Right, this post has been sitting here for a month now I think without being posted, waiting for me to wrap up with something smart. Since that's not gonna happen I'll publish now. Oh, I'm obviously going to see the film - I'm not proud, also I'm a hypocrite. But I'll wait until it hits the television.

Decisions decisions...

Which one to start with?



Tuesday, February 18, 2014

reservations

Update: this was written yonks ago, I just fixed the link and suddenly publication date changes? Don't understand why.

So I read this Buzzfeed list  and put a number of books on reservation because why the hell not, some YF always goes down. The first one to arrive was Richelle Mead's Vampire Academy, a book so lame (I assumed) that my teenagers showed zero interest in it (unlike that book Divergent which has a Hype). Well, it is quite lame. As nothing more than competent entertaining literature it's okay, just lacking in that certain something that can make even so-so books a bit more than average. It's always the characters that have to be so interesting that you want more of them. Somehow they have to be imbued with real traits and the at least hint of the complexity of actual people. Vampire Academy has none of that, sadly. Worse than that though is how sexist it is. Our main character, Rose, is a half human half vampire hybrid, who is gorgeous and curvy (unlike full-blood vampires) which makes her desirable to all men (no gay relationships in this book) at the vampire boarding school she attends together with the full-blood vampire Lissa that she has sworn to protect. However, exploring your sexuality and enjoying sex will brand you a slut and start some malicious gossip, as Rose soon discovers. After all, we can't have women uncrossing their legs all over the place, can we. She immediately accepts this and starts modifying her behaviour so people finally can respect her as an honourable woman. Oh I haven't the energy to even analyse this shit, but it's bad. Here's a picture instead.

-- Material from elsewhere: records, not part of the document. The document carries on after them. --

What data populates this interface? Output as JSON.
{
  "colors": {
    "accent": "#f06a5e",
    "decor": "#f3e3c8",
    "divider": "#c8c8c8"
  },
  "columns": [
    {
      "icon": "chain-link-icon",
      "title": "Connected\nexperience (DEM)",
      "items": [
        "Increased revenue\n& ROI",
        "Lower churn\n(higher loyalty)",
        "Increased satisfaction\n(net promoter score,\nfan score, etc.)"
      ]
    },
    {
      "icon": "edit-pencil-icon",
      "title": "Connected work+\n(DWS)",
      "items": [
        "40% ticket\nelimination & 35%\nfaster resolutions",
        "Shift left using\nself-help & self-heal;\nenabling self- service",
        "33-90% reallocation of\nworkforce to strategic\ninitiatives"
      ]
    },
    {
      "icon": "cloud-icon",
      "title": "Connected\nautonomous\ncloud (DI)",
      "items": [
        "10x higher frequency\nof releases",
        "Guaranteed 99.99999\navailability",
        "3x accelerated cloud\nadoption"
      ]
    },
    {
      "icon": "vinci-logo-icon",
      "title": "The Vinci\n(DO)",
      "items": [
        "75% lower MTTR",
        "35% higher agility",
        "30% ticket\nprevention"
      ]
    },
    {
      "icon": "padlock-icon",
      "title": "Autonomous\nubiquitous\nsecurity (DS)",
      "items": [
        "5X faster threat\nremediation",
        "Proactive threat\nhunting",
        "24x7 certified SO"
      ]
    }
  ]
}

Tuesday, February 11, 2014

Iain M. Banks: Consider Phlebas

After reading Ela's post on how much she likes Banks' books I borrowed the first one in the Culture series - but I am so bored. Half way through and I DO NOT CARE. Hang on, not half way, only about a quarter. I misremembered because it feels like I've been plodding through this forever. Should I persevere? Is it worth it? Boo. Re-reading the post I see that this is the (only) one she didn't care for much. Should I chuck it in and try a different one just? I thought it'd be good because it starts with an execution (not that I enjoy executions per se, but because I enjoy novelty of thought) done by slowly drowning the victim in sewage. But it didn't pick up. Also, it reminds me of a Douglas Adams universe, Vogons and all. I just can't take it seriously. Douglas Adams without the humour. What.


Thursday, February 06, 2014

This is what I'm going to read soon

Susan Hill's The Woman in Black. After a tip from my husband who read the review in Svenska Dagbladet of the new Swedish translation. But I'm going to read it in English. First I have to read Divergent though, because YF come on, and then Matens Pris because books discussion club, come on. But then!